No need for further BOJ easing, most Japan firms say - Reuters poll

By Tetsushi Kajimoto
A Japanese flag flutters atop the Bank of Japan building in Tokyo

By Tetsushi Kajimoto

TOKYO (Reuters) - An overwhelming majority of Japanese firms see no need for the Bank of Japan to ease policy further this year, a Reuters survey showed, despite speculation the central bank may do so as early as this month as economic pressures mount.

Expectations are growing that the BOJ could expand its massive stimulus this year to cushion the impact on Japan's export-reliant economy from the U.S.-China trade war and weakening global demand.

Rises in the yen resulting from monetary easing by other major global central banks could also prompt the BOJ into additional easing, the survey showed.

A separate Reuters poll this week showed nearly a fifth of economists say the BOJ could ease as soon as its July 29-30 rate review, if an expected rate cut by the U.S. Federal Reserve this month triggers a sharp rise in the yen. The Fed will issue its next policy decision on July 31.
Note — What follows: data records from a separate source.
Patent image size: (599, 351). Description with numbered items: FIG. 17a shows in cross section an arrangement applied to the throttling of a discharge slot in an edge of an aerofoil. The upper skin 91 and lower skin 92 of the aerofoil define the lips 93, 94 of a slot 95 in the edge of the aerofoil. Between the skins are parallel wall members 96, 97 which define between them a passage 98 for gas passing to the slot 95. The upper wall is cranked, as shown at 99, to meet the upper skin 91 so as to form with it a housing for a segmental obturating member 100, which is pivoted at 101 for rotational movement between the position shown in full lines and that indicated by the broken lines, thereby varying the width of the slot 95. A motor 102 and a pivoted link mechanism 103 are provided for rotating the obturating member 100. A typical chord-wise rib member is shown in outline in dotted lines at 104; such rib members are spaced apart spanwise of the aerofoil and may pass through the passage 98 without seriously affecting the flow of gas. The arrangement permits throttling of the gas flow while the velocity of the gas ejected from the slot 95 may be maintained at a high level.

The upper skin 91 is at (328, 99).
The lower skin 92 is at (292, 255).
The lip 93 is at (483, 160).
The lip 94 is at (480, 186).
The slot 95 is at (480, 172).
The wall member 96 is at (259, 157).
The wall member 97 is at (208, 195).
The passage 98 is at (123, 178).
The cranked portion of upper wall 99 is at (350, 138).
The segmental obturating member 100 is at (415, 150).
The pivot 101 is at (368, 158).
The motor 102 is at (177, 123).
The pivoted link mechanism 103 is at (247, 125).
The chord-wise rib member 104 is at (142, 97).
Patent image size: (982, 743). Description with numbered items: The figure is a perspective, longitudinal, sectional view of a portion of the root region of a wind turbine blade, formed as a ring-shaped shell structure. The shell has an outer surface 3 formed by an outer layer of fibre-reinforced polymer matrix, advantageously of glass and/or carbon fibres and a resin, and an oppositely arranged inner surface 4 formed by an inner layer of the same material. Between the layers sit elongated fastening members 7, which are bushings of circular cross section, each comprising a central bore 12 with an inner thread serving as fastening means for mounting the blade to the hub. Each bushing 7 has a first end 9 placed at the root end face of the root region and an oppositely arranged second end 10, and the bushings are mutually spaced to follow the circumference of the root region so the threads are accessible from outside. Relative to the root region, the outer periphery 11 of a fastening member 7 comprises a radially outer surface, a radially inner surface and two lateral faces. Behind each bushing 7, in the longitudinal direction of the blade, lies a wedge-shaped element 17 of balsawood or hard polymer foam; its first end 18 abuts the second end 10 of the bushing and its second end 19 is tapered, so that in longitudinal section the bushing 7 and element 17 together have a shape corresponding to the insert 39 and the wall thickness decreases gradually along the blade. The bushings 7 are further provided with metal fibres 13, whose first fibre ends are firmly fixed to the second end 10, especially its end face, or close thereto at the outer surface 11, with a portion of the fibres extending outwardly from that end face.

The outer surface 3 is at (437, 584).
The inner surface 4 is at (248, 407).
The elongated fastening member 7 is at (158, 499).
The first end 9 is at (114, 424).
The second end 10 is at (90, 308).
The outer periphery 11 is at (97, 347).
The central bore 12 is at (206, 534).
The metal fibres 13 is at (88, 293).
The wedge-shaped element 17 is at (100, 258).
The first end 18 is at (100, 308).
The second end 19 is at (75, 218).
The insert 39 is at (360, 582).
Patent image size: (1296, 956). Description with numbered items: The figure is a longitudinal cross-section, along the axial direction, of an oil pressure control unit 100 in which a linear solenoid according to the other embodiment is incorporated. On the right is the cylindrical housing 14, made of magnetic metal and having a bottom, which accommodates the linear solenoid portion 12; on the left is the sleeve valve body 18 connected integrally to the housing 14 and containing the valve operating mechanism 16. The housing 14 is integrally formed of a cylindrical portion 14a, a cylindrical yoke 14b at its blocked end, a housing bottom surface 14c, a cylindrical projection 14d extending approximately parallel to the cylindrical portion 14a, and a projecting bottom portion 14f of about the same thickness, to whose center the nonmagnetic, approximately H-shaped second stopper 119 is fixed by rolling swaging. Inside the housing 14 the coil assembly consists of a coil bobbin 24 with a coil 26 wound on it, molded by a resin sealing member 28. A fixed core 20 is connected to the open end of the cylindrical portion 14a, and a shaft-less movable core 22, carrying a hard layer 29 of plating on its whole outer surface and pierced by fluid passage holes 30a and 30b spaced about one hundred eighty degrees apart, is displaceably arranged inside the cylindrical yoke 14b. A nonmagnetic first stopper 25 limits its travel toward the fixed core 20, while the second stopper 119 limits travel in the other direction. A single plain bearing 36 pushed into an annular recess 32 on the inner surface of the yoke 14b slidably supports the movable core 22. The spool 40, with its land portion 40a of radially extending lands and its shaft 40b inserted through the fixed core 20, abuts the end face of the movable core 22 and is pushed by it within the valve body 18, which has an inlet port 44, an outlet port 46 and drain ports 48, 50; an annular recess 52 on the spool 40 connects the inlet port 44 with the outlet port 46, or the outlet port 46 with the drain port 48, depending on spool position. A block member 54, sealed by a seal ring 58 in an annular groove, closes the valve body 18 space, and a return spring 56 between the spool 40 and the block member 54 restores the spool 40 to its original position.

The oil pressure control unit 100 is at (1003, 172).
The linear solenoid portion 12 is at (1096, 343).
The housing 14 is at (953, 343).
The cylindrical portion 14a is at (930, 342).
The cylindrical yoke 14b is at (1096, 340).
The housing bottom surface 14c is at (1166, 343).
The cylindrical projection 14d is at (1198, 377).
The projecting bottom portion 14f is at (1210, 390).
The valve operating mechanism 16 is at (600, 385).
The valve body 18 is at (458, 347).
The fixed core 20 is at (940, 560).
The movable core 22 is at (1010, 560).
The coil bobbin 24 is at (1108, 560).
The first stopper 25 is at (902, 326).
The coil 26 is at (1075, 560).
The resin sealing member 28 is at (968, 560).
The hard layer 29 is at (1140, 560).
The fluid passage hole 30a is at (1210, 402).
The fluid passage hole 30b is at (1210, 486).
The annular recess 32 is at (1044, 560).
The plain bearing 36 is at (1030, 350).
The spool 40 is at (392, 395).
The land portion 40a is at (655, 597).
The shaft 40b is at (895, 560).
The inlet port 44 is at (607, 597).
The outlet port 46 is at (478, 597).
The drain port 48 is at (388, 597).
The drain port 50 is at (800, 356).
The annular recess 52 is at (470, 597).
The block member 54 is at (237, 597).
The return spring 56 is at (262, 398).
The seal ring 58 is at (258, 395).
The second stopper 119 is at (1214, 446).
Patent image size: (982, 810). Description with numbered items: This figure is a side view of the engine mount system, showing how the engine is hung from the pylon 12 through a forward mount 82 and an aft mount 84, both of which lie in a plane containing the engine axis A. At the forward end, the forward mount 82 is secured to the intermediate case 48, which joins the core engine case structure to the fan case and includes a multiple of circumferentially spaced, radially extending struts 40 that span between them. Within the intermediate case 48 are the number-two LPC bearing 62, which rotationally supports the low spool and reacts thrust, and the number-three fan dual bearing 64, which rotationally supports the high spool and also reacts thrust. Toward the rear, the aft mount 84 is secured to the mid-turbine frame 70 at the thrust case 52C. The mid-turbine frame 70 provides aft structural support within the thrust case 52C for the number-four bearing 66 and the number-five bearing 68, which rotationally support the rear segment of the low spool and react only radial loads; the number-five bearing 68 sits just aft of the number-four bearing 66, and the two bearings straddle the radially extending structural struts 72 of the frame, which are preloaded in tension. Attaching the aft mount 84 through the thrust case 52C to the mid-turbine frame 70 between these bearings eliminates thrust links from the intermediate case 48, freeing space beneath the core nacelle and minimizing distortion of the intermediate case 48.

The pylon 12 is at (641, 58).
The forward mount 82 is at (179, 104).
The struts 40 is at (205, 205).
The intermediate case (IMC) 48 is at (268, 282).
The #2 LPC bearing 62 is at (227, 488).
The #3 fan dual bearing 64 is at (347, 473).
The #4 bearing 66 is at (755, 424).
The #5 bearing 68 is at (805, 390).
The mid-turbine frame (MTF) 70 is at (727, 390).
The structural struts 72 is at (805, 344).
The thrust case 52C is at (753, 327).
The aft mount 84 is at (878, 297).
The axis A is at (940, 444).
But 88% of Japanese firms said no additional easing was needed this year, while 12% called for more stimulus, the Reuters Corporate Survey published on Friday showed.

Years of aggressive BOJ easing have already pushed borrowing costs to or below zero, straining commercial banks' margins and leaving it with much little ammunition to counter another economic downturn.

But it could still pull the trigger if a planned sales tax increase in October batters consumer spending or if overseas interest rate cuts roil the currency market.

"I expect the BOJ will wait to see any impact from the sales tax hike before judging whether further easing is needed," said Takehiro Noguchi, senior economist at Mizuho Research Institute.

"A rapid yen appreciation stemming from the U.S.-China trade friction and/or rate cuts by the U.S. and European central banks could be a risk factor. If that happens you cannot rule out the possibility of the BOJ deepening its negative interest rates."

Respondents who believed there should be further easing cited weak private consumption, the risk of yen rises from Fed and ECB easing, and the U.S.-China trade war.

Just a fraction said stagnant inflation justified further easing, as the BOJ's 2% target remains distant despite more than six years of massive stimulus under Governor Haruhiko Kuroda.

The survey, conducted July 1-12 for Reuters by Nikkei Research, canvassed 504 big and midsize companies, of which around 230-260 firms responded on condition of anonymity.


SALES TAX HIKE

The sales tax rise to 10% will bring in revenue to help pay for the ageing society's bulging welfare costs and rein in Japan's massive public debt.

But the previous rise to 8% from 5% triggered a deep economic slump, causing Prime Minister Shinzo Abe to twice delay the next increase.

While the government has put in some measures to cushion the blow to consumers, and Abe has repeatedly pledged to go ahead barring a big economic shock, investors are watching for any signs of delay again given rising pressure on businesses.

Data on Thursday showed Japan's exports fell again in June, while manufacturers' confidence crumbled to a three-year low this month amid the prolonged Sino-U.S. tariff row, slowing China growth and rising trade protectionism.

The survey found 32% of companies were expecting negative effects to outweigh any positive effects from the tax hike. Just 3% expected a positive effect from the increase.

If the tax hike is scrapped, 21% said the positives would outweigh the negatives, while 10% anticipated a larger negative impact.

Roughly two-thirds said the impact would be neutral with or without the sales tax hike.

"If the tax hike dampens the economy, that would be bad. But if it's ditched, that would hurt fiscal discipline, which could in turn boost dollar-funding costs for Japanese firms and damage the economy even more," wrote a manager for a service company.